I  do not believe that my mother any longer feels that all this "too will pass."  But she can still say it. For my sake.









11 comments:

Marie Z. Johansen said...

OMG - I started to grit my teeth and clench my jaw just reading about this day!

You are a strong woman. Hang in and hang on!

Barbra said...

Only one word...maybe two...OY! or Phew!

Raige Creations said...

I have so been there...with kids...and with my mother. So sweet that your mother took it all in stride, and calmed you. We all need to remember 'this too shall pass'.

Spilled Milkshake said...

Nothing in the world can replace a mother, huh? And, unfortunately, we all rush, rush, rush and get all worked up when we don't need to. And then end up feeling ridiculous after our adult tantrum.

I'm so sorry about the Starbucks. That is a terrible thing to waste lol! I hope you got another!

Oh, I've got a new business venture - it's a site where you enter writing contests to win cash. With your awesome writing, you'd be sure to win (and I mean that with ALL my heart!! I LOVE your writing!). Check it out sometime!

Christina
Club-Content
Spilled Milkshake

Lilu said...

I've only heard those four words a few years into all of this screwed-up mess. But... they do seem comforting. I suppose it's the cultural difference (I'm from Finland) that I hadn't heard it before recently.

But after a while you wonder... Is it a good thing this will pass? What is it that will happen next? Will it be worse?

Nice writing.

PS. I must say though that for some reason your background gave me a terrible headache... No idea why.

Grumpy Grateful Mom said...

I got entranced in your story. I liked how she accepted you apology without having to offer it. You know each other so well. You're an amazing daughter.

And I loved your description of the purse and that it held so much meaning for you.

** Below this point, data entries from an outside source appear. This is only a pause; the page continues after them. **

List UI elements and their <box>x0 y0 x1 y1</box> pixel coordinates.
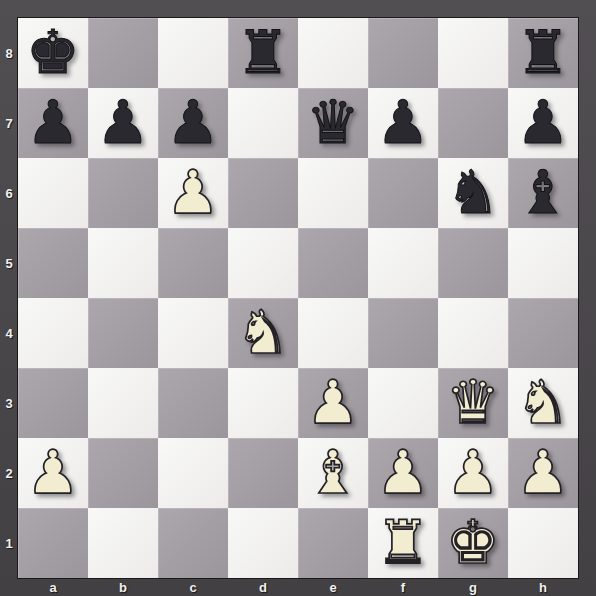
piece-white-bishop[interactable]: ♝ <box>306 437 360 510</box>
square-d8[interactable]: ♜ <box>228 18 298 88</box>
square-a5[interactable] <box>18 228 88 298</box>
piece-white-pawn[interactable]: ♟ <box>26 437 80 510</box>
piece-white-pawn[interactable]: ♟ <box>306 367 360 440</box>
piece-black-pawn[interactable]: ♟ <box>26 87 80 160</box>
piece-black-pawn[interactable]: ♟ <box>166 87 220 160</box>
square-c8[interactable] <box>158 18 228 88</box>
square-c4[interactable] <box>158 298 228 368</box>
square-a4[interactable] <box>18 298 88 368</box>
file-label-d: d <box>228 578 298 596</box>
square-c7[interactable]: ♟ <box>158 88 228 158</box>
square-b7[interactable]: ♟ <box>88 88 158 158</box>
file-label-b: b <box>88 578 158 596</box>
square-a6[interactable] <box>18 158 88 228</box>
rank-label-5: 5 <box>0 228 18 298</box>
piece-black-king[interactable]: ♚ <box>26 17 80 90</box>
file-label-a: a <box>18 578 88 596</box>
rank-label-3: 3 <box>0 368 18 438</box>
square-e7[interactable]: ♛ <box>298 88 368 158</box>
square-b3[interactable] <box>88 368 158 438</box>
square-h2[interactable]: ♟ <box>508 438 578 508</box>
square-g2[interactable]: ♟ <box>438 438 508 508</box>
square-f3[interactable] <box>368 368 438 438</box>
square-f1[interactable]: ♜ <box>368 508 438 578</box>
square-c6[interactable]: ♟ <box>158 158 228 228</box>
file-label-f: f <box>368 578 438 596</box>
square-c1[interactable] <box>158 508 228 578</box>
square-b5[interactable] <box>88 228 158 298</box>
square-e5[interactable] <box>298 228 368 298</box>
square-e1[interactable] <box>298 508 368 578</box>
rank-label-4: 4 <box>0 298 18 368</box>
square-a3[interactable] <box>18 368 88 438</box>
chess-board: ♚♜♜♟♟♟♛♟♟♟♞♝♞♟♛♞♟♝♟♟♟♜♚ <box>18 18 578 578</box>
square-d2[interactable] <box>228 438 298 508</box>
square-d4[interactable]: ♞ <box>228 298 298 368</box>
file-label-e: e <box>298 578 368 596</box>
square-b4[interactable] <box>88 298 158 368</box>
piece-black-rook[interactable]: ♜ <box>236 17 290 90</box>
square-h7[interactable]: ♟ <box>508 88 578 158</box>
square-h1[interactable] <box>508 508 578 578</box>
chess-board-frame: 87654321 abcdefgh ♚♜♜♟♟♟♛♟♟♟♞♝♞♟♛♞♟♝♟♟♟♜… <box>0 0 596 596</box>
piece-black-knight[interactable]: ♞ <box>446 157 500 230</box>
square-f8[interactable] <box>368 18 438 88</box>
square-e4[interactable] <box>298 298 368 368</box>
square-e2[interactable]: ♝ <box>298 438 368 508</box>
rank-label-8: 8 <box>0 18 18 88</box>
piece-black-pawn[interactable]: ♟ <box>516 87 570 160</box>
square-b6[interactable] <box>88 158 158 228</box>
rank-label-7: 7 <box>0 88 18 158</box>
square-c2[interactable] <box>158 438 228 508</box>
square-d1[interactable] <box>228 508 298 578</box>
square-g3[interactable]: ♛ <box>438 368 508 438</box>
square-a2[interactable]: ♟ <box>18 438 88 508</box>
square-g6[interactable]: ♞ <box>438 158 508 228</box>
square-g8[interactable] <box>438 18 508 88</box>
square-c3[interactable] <box>158 368 228 438</box>
square-g4[interactable] <box>438 298 508 368</box>
piece-black-queen[interactable]: ♛ <box>306 87 360 160</box>
square-b2[interactable] <box>88 438 158 508</box>
square-g5[interactable] <box>438 228 508 298</box>
square-a8[interactable]: ♚ <box>18 18 88 88</box>
piece-white-king[interactable]: ♚ <box>446 507 500 580</box>
square-h4[interactable] <box>508 298 578 368</box>
square-b8[interactable] <box>88 18 158 88</box>
piece-white-knight[interactable]: ♞ <box>516 367 570 440</box>
square-a7[interactable]: ♟ <box>18 88 88 158</box>
file-label-h: h <box>508 578 578 596</box>
piece-white-pawn[interactable]: ♟ <box>516 437 570 510</box>
square-d7[interactable] <box>228 88 298 158</box>
rank-label-2: 2 <box>0 438 18 508</box>
square-f7[interactable]: ♟ <box>368 88 438 158</box>
file-label-g: g <box>438 578 508 596</box>
piece-black-rook[interactable]: ♜ <box>516 17 570 90</box>
square-h3[interactable]: ♞ <box>508 368 578 438</box>
piece-black-pawn[interactable]: ♟ <box>96 87 150 160</box>
file-labels: abcdefgh <box>18 578 578 596</box>
square-e6[interactable] <box>298 158 368 228</box>
square-a1[interactable] <box>18 508 88 578</box>
square-h6[interactable]: ♝ <box>508 158 578 228</box>
square-h5[interactable] <box>508 228 578 298</box>
piece-white-knight[interactable]: ♞ <box>236 297 290 370</box>
rank-labels: 87654321 <box>0 18 18 578</box>
rank-label-1: 1 <box>0 508 18 578</box>
square-d5[interactable] <box>228 228 298 298</box>
square-f4[interactable] <box>368 298 438 368</box>
square-f5[interactable] <box>368 228 438 298</box>
square-d3[interactable] <box>228 368 298 438</box>
square-d6[interactable] <box>228 158 298 228</box>
square-e3[interactable]: ♟ <box>298 368 368 438</box>
square-b1[interactable] <box>88 508 158 578</box>
piece-white-pawn[interactable]: ♟ <box>446 437 500 510</box>
square-f2[interactable]: ♟ <box>368 438 438 508</box>
file-label-c: c <box>158 578 228 596</box>
square-h8[interactable]: ♜ <box>508 18 578 88</box>
piece-white-queen[interactable]: ♛ <box>446 367 500 440</box>
piece-black-pawn[interactable]: ♟ <box>376 87 430 160</box>
square-f6[interactable] <box>368 158 438 228</box>
piece-black-bishop[interactable]: ♝ <box>516 157 570 230</box>
square-g1[interactable]: ♚ <box>438 508 508 578</box>
piece-white-rook[interactable]: ♜ <box>376 507 430 580</box>
square-c5[interactable] <box>158 228 228 298</box>
piece-white-pawn[interactable]: ♟ <box>376 437 430 510</box>
piece-white-pawn[interactable]: ♟ <box>166 157 220 230</box>
square-e8[interactable] <box>298 18 368 88</box>
rank-label-6: 6 <box>0 158 18 228</box>
square-g7[interactable] <box>438 88 508 158</box>
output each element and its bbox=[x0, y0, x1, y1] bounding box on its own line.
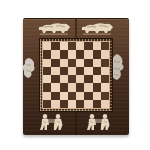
wrestlers-engraving-icon bbox=[32, 113, 71, 132]
square-h7[interactable] bbox=[101, 50, 109, 58]
square-b1[interactable] bbox=[51, 100, 59, 108]
square-f8[interactable] bbox=[84, 42, 92, 50]
square-b2[interactable] bbox=[51, 92, 59, 100]
square-g7[interactable] bbox=[93, 50, 101, 58]
square-c6[interactable] bbox=[60, 59, 68, 67]
square-c2[interactable] bbox=[60, 92, 68, 100]
square-g6[interactable] bbox=[93, 59, 101, 67]
wrestlers-engraving-icon bbox=[79, 113, 118, 132]
square-g8[interactable] bbox=[93, 42, 101, 50]
square-e8[interactable] bbox=[76, 42, 84, 50]
square-g3[interactable] bbox=[93, 83, 101, 91]
square-b6[interactable] bbox=[51, 59, 59, 67]
square-g2[interactable] bbox=[93, 92, 101, 100]
square-d8[interactable] bbox=[68, 42, 76, 50]
square-c4[interactable] bbox=[60, 75, 68, 83]
square-h5[interactable] bbox=[101, 67, 109, 75]
square-g4[interactable] bbox=[93, 75, 101, 83]
square-d3[interactable] bbox=[68, 83, 76, 91]
lion-engraving-icon bbox=[36, 21, 72, 36]
square-f3[interactable] bbox=[84, 83, 92, 91]
square-e7[interactable] bbox=[76, 50, 84, 58]
square-a1[interactable] bbox=[43, 100, 51, 108]
square-a2[interactable] bbox=[43, 92, 51, 100]
square-e5[interactable] bbox=[76, 67, 84, 75]
square-h8[interactable] bbox=[101, 42, 109, 50]
square-d6[interactable] bbox=[68, 59, 76, 67]
photo-background bbox=[0, 0, 150, 150]
square-f4[interactable] bbox=[84, 75, 92, 83]
square-c7[interactable] bbox=[60, 50, 68, 58]
square-h1[interactable] bbox=[101, 100, 109, 108]
square-a6[interactable] bbox=[43, 59, 51, 67]
wooden-chess-board bbox=[23, 18, 129, 135]
square-e6[interactable] bbox=[76, 59, 84, 67]
square-b7[interactable] bbox=[51, 50, 59, 58]
chess-grid bbox=[43, 42, 109, 108]
square-d5[interactable] bbox=[68, 67, 76, 75]
square-c3[interactable] bbox=[60, 83, 68, 91]
square-d7[interactable] bbox=[68, 50, 76, 58]
square-h4[interactable] bbox=[101, 75, 109, 83]
square-c5[interactable] bbox=[60, 67, 68, 75]
square-g5[interactable] bbox=[93, 67, 101, 75]
square-f5[interactable] bbox=[84, 67, 92, 75]
lion-engraving-icon bbox=[79, 21, 115, 36]
square-f6[interactable] bbox=[84, 59, 92, 67]
square-e1[interactable] bbox=[76, 100, 84, 108]
square-d2[interactable] bbox=[68, 92, 76, 100]
square-a5[interactable] bbox=[43, 67, 51, 75]
square-e3[interactable] bbox=[76, 83, 84, 91]
square-a7[interactable] bbox=[43, 50, 51, 58]
square-b4[interactable] bbox=[51, 75, 59, 83]
square-c1[interactable] bbox=[60, 100, 68, 108]
square-a8[interactable] bbox=[43, 42, 51, 50]
square-d1[interactable] bbox=[68, 100, 76, 108]
square-f7[interactable] bbox=[84, 50, 92, 58]
square-h6[interactable] bbox=[101, 59, 109, 67]
square-h3[interactable] bbox=[101, 83, 109, 91]
square-f2[interactable] bbox=[84, 92, 92, 100]
figure-engraving-icon bbox=[21, 56, 37, 82]
square-c8[interactable] bbox=[60, 42, 68, 50]
square-a4[interactable] bbox=[43, 75, 51, 83]
square-e4[interactable] bbox=[76, 75, 84, 83]
board-inlay-frame bbox=[39, 38, 113, 112]
square-e2[interactable] bbox=[76, 92, 84, 100]
square-d4[interactable] bbox=[68, 75, 76, 83]
square-b3[interactable] bbox=[51, 83, 59, 91]
square-h2[interactable] bbox=[101, 92, 109, 100]
square-g1[interactable] bbox=[93, 100, 101, 108]
square-f1[interactable] bbox=[84, 100, 92, 108]
square-b5[interactable] bbox=[51, 67, 59, 75]
square-a3[interactable] bbox=[43, 83, 51, 91]
square-b8[interactable] bbox=[51, 42, 59, 50]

A pleasure to visit my friend. :)

Finding Charm said...

Loved your story because I relate to it. It's so true about having to figure in the getting them out the door time. Oy Vey! I'm usually exhausted before I even get out the door.

Loretta said...

All I can say is "Wow!". I think I was gritting my teeth together while I was reading.

Julie said...

What a beautiful story about your day. I have been a caretaker and understand. It's tough and we all lose it. You're mother sounds wonderful.

NEEDLEWINGS said...

I can certainly relate and I feel my kids will have to deal with the same thing. Sometimes I would say, if I ever act like your grandma, just shoot me. Then one day my daughter said, "You're channeling grandma!" I swear I could hear a "bang!" in there somewhere.

Jester Queen said...

My children are going to be late for their ballet recital because I am not leaving until I catch up to the present day, because I need to be up to date on your Mom, with whom I'm in love in a most sincere way.